Als de zwangerschap wél gestoord verloopt, kan inspanning wel gevaarlijk zijn voor moeder en kind. Een zwangere vrouw die aan sport wil (blijven) doen, moet dan ook verloskundig goed gecontroleerd worden.

Er zijn een aantal praktische zaken waarmee rekening gehouden moet worden.

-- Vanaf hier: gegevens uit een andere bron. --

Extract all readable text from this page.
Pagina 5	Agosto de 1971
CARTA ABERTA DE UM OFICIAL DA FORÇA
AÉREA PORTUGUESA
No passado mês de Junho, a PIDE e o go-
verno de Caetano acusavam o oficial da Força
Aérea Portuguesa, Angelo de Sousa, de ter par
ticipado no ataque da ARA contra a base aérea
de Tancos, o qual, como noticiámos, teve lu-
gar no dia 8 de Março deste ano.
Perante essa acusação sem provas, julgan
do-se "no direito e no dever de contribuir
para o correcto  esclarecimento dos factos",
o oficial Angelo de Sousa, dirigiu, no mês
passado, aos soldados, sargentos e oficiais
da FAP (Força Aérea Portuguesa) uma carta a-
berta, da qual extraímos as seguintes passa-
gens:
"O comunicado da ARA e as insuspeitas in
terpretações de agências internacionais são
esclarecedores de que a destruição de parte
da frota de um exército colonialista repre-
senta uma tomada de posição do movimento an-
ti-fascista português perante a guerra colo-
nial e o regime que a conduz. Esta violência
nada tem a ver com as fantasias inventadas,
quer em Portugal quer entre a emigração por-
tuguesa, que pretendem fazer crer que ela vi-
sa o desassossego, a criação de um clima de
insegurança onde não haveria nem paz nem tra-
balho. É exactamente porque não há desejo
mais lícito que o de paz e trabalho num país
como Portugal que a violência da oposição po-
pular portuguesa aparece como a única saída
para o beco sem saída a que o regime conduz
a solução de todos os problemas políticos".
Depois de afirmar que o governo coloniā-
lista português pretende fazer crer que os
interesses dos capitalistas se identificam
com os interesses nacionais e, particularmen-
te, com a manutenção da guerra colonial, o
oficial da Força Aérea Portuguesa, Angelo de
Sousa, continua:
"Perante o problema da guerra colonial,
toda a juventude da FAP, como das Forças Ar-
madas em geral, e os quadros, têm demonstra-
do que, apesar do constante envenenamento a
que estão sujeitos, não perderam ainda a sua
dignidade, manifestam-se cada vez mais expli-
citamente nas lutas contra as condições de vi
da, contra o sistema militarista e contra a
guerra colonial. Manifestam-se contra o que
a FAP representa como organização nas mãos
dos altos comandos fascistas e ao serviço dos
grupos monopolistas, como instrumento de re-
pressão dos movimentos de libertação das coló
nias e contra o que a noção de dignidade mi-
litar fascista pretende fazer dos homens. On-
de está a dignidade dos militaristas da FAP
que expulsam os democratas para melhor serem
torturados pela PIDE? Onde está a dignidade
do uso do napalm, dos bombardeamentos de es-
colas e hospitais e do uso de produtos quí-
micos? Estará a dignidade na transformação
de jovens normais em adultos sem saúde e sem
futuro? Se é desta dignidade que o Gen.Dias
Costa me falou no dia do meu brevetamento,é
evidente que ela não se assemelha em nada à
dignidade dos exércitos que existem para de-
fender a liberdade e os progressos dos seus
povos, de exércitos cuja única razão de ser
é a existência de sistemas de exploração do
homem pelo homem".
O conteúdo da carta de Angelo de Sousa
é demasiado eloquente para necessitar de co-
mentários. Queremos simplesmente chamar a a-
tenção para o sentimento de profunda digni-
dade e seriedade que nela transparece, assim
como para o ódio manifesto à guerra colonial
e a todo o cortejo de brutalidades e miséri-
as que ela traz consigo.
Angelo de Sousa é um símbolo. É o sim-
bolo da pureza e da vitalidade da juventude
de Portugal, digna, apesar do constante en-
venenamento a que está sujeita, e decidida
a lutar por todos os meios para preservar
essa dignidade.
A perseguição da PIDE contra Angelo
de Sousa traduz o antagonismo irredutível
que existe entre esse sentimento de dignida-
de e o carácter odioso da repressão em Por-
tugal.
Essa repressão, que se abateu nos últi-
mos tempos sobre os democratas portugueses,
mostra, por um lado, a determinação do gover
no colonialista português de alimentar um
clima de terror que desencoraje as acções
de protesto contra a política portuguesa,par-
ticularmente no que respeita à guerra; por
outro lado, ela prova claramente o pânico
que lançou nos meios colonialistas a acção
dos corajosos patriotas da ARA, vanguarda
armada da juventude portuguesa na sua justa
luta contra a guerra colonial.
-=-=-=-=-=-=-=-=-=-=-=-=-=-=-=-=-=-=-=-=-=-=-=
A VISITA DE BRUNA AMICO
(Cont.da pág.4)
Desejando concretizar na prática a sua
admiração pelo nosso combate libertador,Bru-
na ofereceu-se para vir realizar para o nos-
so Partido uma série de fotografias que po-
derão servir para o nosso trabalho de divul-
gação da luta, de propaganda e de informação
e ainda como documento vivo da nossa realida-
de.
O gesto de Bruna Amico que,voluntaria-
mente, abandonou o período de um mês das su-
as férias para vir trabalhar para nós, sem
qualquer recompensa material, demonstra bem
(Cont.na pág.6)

  • In de eerste maanden van de zwangerschap kan de vrouw sneller moe of misselijk zijn. In dat geval dient de training aangepast te worden, in de zin dat deze minder intensief uitgevoerd of tijdelijk zelfs gestaakt moet worden.
  • Door de toename van het lichaamsgewicht (gemiddeld zo’n 10 kg) neemt het energieverbruik in rust en tijdens inspanning toe, terwijl door de veranderde afmetingen (buik!) de efficiëntie tijdens het hardlopen juist afneemt. Het prestatievermogen en de trainingsbelastbaarheid zullen dus in de loop van de zwangerschap afnemen, waarmee rekening gehouden moet worden bij het samenstellen van het trainingsschema.
  • De gewrichtsbanden worden soepeler, wat bij de bevalling gunstig is. Tegelijkertijd neemt het bewegingsgevoel af doordat het lichaam van de zwangere vrouw snel van omvang veranderd en in gewicht toeneemt. In combinatie met gewrichtsbanden die juist soepeler worden, zal de kans op blessures toenemen.
  • De borsten nemen in omvang (en gevoeligheid) toe, waardoor hardlopen en springen in de loop van de zwangerschap vervelend worden. Sporten als (tour)fietsen en zwemmen kunnen als regel tot vlak voor de bevalling beoefend worden.
  • Mocht de baarmoeder tijdens of na het sporten ‘hard worden’ (als er contracties optreden), dan mag de vrouw niet doorsporten. Het is namelijk bekend dat tijdens deze contracties de bloeddoorstroming van de placenta vermindert. Als dat gedurende langere tijd aanhoudt, is dat ongunstig voor het embryo.

Samenvatting

Bij sportbeoefening tijdens de zwangerschap neemt het prestatievermogen van de zwangere vrouw langzaam af. Er zijn echter geen aanwijzingen dat het groeiende embryo schade ondervindt van de sportbeoefening van de moeder, mits de zwangerschap een normaal verloop heeft. Het zal duidelijk zijn dat niet alle sporten even geschikt zijn om in de zwangerschap te beoefenen. De vrouw kan in principe tot ver in de zwangerschap (recreatief) lopen, hoewel de groeiende buik en de borsten op den duur klachten zullen geven. In dat geval kan de zwangere vrouw beter overgaan op andere takken van sportbeoefening of tijdelijk minderen met sport.